Even if a domain is locked it can still be pushed into another enom account, is the domain still regged at ENom?

I suspect what has happened is the previous owner has pushed the domain back into their own account, it may not be a situation of theft per se. More likely ignorance by the previous owner who let it expire.

I am sure enom can follow the paper trail (be it virtual). If you get no joy send me a PM and I will give you the details of a key contact at Enom whom I am sure will assist.

The thing is to remain cool, calm and collected. Ignore the "Random" comments from preoccupy, as they serve no purpose whatsoever, this guys comments get more bizarre each time he posts.

I have filed a complaint with my Account manager at Enom regarding the password being pushed during transfer, it clearly is not a feature but a flaw.

If the person taking the domain has since transferred to another registrar then your only course of action is UDRP, however a simple C&D letter may scare them enough to transfer the domain back.

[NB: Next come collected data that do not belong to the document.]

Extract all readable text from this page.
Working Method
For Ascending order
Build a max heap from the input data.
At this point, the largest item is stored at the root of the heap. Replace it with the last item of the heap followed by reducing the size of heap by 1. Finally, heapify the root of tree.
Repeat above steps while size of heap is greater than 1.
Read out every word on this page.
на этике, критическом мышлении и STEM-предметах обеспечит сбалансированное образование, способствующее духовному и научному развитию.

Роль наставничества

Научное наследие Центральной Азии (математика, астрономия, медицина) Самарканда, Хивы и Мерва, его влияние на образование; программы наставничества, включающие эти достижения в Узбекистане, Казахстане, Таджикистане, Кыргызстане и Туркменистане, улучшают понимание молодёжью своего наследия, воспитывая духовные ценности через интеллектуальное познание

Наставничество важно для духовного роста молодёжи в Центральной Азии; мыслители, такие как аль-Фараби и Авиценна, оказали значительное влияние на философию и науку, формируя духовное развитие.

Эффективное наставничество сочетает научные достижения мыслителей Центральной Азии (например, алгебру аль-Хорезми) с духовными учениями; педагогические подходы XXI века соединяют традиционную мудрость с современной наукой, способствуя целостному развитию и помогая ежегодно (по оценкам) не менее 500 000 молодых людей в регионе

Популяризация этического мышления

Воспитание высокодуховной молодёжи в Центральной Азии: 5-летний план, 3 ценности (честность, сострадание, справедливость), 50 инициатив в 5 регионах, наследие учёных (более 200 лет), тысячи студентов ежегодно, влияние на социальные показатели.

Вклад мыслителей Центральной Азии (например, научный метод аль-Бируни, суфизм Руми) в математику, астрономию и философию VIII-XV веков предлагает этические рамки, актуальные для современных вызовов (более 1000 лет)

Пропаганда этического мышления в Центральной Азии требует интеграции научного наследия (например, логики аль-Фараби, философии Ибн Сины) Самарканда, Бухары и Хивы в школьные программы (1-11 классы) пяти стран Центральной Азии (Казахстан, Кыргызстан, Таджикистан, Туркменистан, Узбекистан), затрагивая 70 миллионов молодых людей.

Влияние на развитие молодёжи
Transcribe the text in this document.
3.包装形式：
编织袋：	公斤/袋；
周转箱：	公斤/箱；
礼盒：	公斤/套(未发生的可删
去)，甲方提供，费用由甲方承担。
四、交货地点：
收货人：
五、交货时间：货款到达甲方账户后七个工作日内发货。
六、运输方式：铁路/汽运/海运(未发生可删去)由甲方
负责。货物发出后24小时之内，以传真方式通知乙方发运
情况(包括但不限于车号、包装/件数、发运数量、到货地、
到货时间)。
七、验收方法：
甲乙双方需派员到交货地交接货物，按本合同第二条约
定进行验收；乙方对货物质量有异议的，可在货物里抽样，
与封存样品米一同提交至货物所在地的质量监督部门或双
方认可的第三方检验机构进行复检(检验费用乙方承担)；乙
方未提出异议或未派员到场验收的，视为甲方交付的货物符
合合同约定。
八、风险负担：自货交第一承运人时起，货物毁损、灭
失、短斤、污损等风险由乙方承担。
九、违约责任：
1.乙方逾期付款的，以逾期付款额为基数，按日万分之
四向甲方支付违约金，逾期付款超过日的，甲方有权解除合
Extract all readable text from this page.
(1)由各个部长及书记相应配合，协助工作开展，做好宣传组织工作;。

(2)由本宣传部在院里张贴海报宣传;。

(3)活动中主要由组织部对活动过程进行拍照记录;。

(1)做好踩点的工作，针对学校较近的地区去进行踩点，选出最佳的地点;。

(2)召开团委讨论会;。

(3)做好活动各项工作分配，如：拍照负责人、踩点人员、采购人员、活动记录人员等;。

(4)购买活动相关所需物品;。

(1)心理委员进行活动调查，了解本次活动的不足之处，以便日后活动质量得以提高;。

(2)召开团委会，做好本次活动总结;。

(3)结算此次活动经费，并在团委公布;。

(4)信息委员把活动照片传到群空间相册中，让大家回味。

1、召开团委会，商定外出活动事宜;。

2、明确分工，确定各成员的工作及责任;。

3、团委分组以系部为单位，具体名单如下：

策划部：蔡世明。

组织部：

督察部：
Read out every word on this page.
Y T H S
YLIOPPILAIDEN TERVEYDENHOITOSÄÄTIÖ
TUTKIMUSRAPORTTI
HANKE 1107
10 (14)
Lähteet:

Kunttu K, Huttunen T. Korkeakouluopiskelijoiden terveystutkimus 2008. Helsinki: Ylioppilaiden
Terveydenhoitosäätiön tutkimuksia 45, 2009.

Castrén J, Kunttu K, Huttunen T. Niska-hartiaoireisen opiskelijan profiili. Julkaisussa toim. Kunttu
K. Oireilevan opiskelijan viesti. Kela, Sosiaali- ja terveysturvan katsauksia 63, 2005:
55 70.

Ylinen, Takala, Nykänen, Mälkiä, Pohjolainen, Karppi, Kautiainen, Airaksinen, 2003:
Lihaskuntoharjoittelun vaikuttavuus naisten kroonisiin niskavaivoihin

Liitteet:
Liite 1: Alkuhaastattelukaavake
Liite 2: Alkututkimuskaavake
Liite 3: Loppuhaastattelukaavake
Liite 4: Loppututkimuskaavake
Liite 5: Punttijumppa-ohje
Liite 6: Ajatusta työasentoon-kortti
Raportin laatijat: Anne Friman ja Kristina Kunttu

Best of luck and let us know how you get on.. this would make an interesting case study.

**namestrands** · 08-26-2006, 07:44 PM

Quote:

Originally Posted by Mr. Deleted

That sounds scary too... How do you remove passes though?

You have to request, as you can not do in manually, another "Feature".

Have raised this issue also.

May I request that all Enom Resellers and portfolio owners raise a ticket or contact your account manater to this effect, this is a serious flaw and should be addressed. The more that request the more likely Enom will take notice.

Mr. Deleted · 08-26-2006, 07:55 PM

Quote:

Originally Posted by namestrands

Even if a domain is locked it can still be pushed into another enom account, is the domain still regged at ENom?

I suspect what has happened is the previous owner has pushed the domain back into their own account, it may not be a situation of theft per se. More likely ignorance by the previous owner who let it expire.

I am sure enom can follow the paper trail (be it virtual). If you get no joy send me a PM and I will give you the details of a key contact at Enom whom I am sure will assist.

The thing is to remain cool, calm and collected. Ignore the "Random" comments from preoccupy, as they serve no purpose whatsoever, this guys comments get more bizarre each time he posts.

I have filed a complaint with my Account manager at Enom regarding the password being pushed during transfer, it clearly is not a feature but a flaw.

If the person taking the domain has since transferred to another registrar then your only course of action is UDRP, however a simple C&D letter may scare them enough to transfer the domain back.

Best of luck and let us know how you get on.. this would make an interesting case study.

But access.enom.com does not allow you to PUSH a name, it just allows you to access it to update the whois and name servers.

Edit: I found what you are referring to as to how to get that password... that is serious.

**namestrands** · 08-26-2006, 08:11 PM

Their is a flaw that allows push, but will not post until enom have corrected the issue.

**Josh** · 09-26-2006, 02:31 PM

This is one of several reasons I moved all my domains to Moniker recently. I was a long time Enom customer but had enough.

At Moniker, it requires corporate officer approval for any domain to be transferred outside the registrar. Monte contacted me himself when I was transferring a domain away, to let me know what was going on, if I knew about it, etc.

Try calling Enom sometimes. Its russian roulete to get anyone to answer at all. Yet at Moniker, I have an account manager who is on reachable by AIM, email, or phone--and if he's not, someone at Support is.

Another "feature" Enom had, and may still have, is if a domain accidentally runs a couple of days past renewal. Enom unlocks the domain!? EVEN after you renew the domain, enom doesn't go back and relock the domain. The ENOM system would report the domain is locked, but the central registry would say its unlocked. And you think, oh do a global edit? Nope, because the enom system thought the domain was locked, it would skip the domain, still leaving it unlocked. I reported this numerous times--never so much as a response. They may have finally fixed this, I don't know.